In studying this phenomenon, another interesting result emerged. If a large amount of bulk water (15–20%) is added to acetonitrile not in one large portion, but in small portions with an interval of 15–20 minutes, then the first portion will copy the small number of original clusters, and each subsequent portion will continue to copy and keep this original size. In this way, more concentrated solutions of water in acetonitrile, consisting of small or large clusters, can be obtained. The process of copying and reproduction of clusters takes time, therefore, before adding each subsequent portion of water, it is necessary to make an interval of 15-20 minutes. Such successive copying by small portions of bulk water continues stably until the amount of acetonitrile is sufficient to separate the clusters from each other. This is well demonstrated experimentally. Large clusters are stably copied and react slowly with triethyl phosphite until the water concentration increases to 15-20%. Further addition of bulk water leads to a rapid increase in the rate of hydrolysis, which indicates the appearance of less structured forms of water. This effect is especially pronounced at low solar activity.
Influence of the Sun
The ability of water to copy its clusters and other molecular structures is stably recorded but manifests itself with different intensity during the year and the 11-year solar cycle. This is explained by the fact that the stability of water clusters strongly depends on solar activity, which also affects the process of copying and reproduction of water clusters by bulk water. With an increase in solar influence, the copying process accelerates, but the stability of the reproduced clusters decreases, and they decompose faster. This is well manifested in their interaction with triethyl phosphite. The dependence of the rate of this reaction on fluctuations in solar activity was confirmed by regular 6-year (2015-2020) measurements.7,8 (Fig. 2)

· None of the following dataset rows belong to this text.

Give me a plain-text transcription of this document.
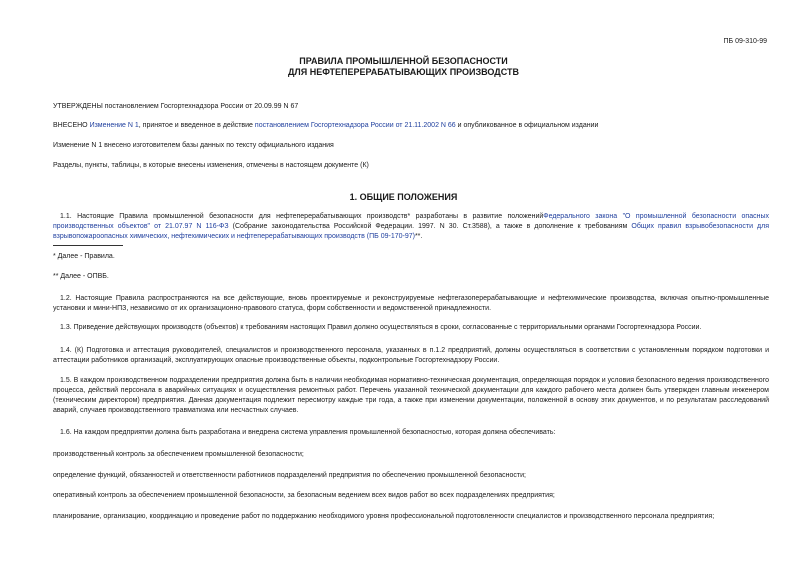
ПБ 09-310-99
ПРАВИЛА ПРОМЫШЛЕННОЙ БЕЗОПАСНОСТИ
ДЛЯ НЕФТЕПЕРЕРАБАТЫВАЮЩИХ ПРОИЗВОДСТВ
УТВЕРЖДЕНЫ постановлением Госгортехнадзора России от 20.09.99 N 67
ВНЕСЕНО Изменение N 1, принятое и введенное в действие постановлением Госгортехнадзора России от 21.11.2002 N 66 и опубликованное в официальном издании
Изменение N 1 внесено изготовителем базы данных по тексту официального издания
Разделы, пункты, таблицы, в которые внесены изменения, отмечены в настоящем документе (К)
1. ОБЩИЕ ПОЛОЖЕНИЯ
1.1. Настоящие Правила промышленной безопасности для нефтеперерабатывающих производств* разработаны в развитие положенийФедерального закона "О промышленной безопасности опасных производственных объектов" от 21.07.97 N 116-ФЗ (Собрание законодательства Российской Федерации. 1997. N 30. Ст.3588), а также в дополнение к требованиям Общих правил взрывобезопасности для взрывопожароопасных химических, нефтехимических и нефтеперерабатывающих производств (ПБ 09-170-97)**.
* Далее - Правила.
** Далее - ОПВБ.
1.2. Настоящие Правила распространяются на все действующие, вновь проектируемые и реконструируемые нефтегазоперерабатывающие и нефтехимические производства, включая опытно-промышленные установки и мини-НПЗ, независимо от их организационно-правового статуса, форм собственности и ведомственной принадлежности.
1.3. Приведение действующих производств (объектов) к требованиям настоящих Правил должно осуществляться в сроки, согласованные с территориальными органами Госгортехнадзора России.
1.4. (К) Подготовка и аттестация руководителей, специалистов и производственного персонала, указанных в п.1.2 предприятий, должны осуществляться в соответствии с установленным порядком подготовки и аттестации работников организаций, эксплуатирующих опасные производственные объекты, подконтрольные Госгортехнадзору России.
1.5. В каждом производственном подразделении предприятия должна быть в наличии необходимая нормативно-техническая документация, определяющая порядок и условия безопасного ведения производственного процесса, действий персонала в аварийных ситуациях и осуществления ремонтных работ. Перечень указанной технической документации для каждого рабочего места должен быть утвержден главным инженером (техническим директором) предприятия. Данная документация подлежит пересмотру каждые три года, а также при изменении документации, положенной в основу этих документов, и по результатам расследований аварий, случаев производственного травматизма или несчастных случаев.
1.6. На каждом предприятии должна быть разработана и внедрена система управления промышленной безопасностью, которая должна обеспечивать:
производственный контроль за обеспечением промышленной безопасности;
определение функций, обязанностей и ответственности работников подразделений предприятия по обеспечению промышленной безопасности;
оперативный контроль за обеспечением промышленной безопасности, за безопасным ведением всех видов работ во всех подразделениях предприятия;
планирование, организацию, координацию и проведение работ по поддержанию необходимого уровня профессиональной подготовленности специалистов и производственного персонала предприятия;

The results obtained showed that in different periods of the 11-year solar cycle and within one year, the rate of this reaction can change by 200 times. Therefore, the clusters formed as a result of copying also constantly change their stability and retain their structure much longer during periods of low solar activity. For example, in July, the enlargement of water clusters in acetonitrile upon contact with copper occurs faster than in January. And after the termination of contact with copper, enlarged clusters retain their large size and low reactivity much longer in winter than in summer.
It should also be taken into account that the degree of influence of the Sun on water depends on the geographic latitude.7,8 These studies were carried out in Kyiv and tested in Bremen at 50° and 53° North latitude, respectively. Near the equator, the degree of solar influence is less variable, so the process of copying clusters should be more constant there throughout the year.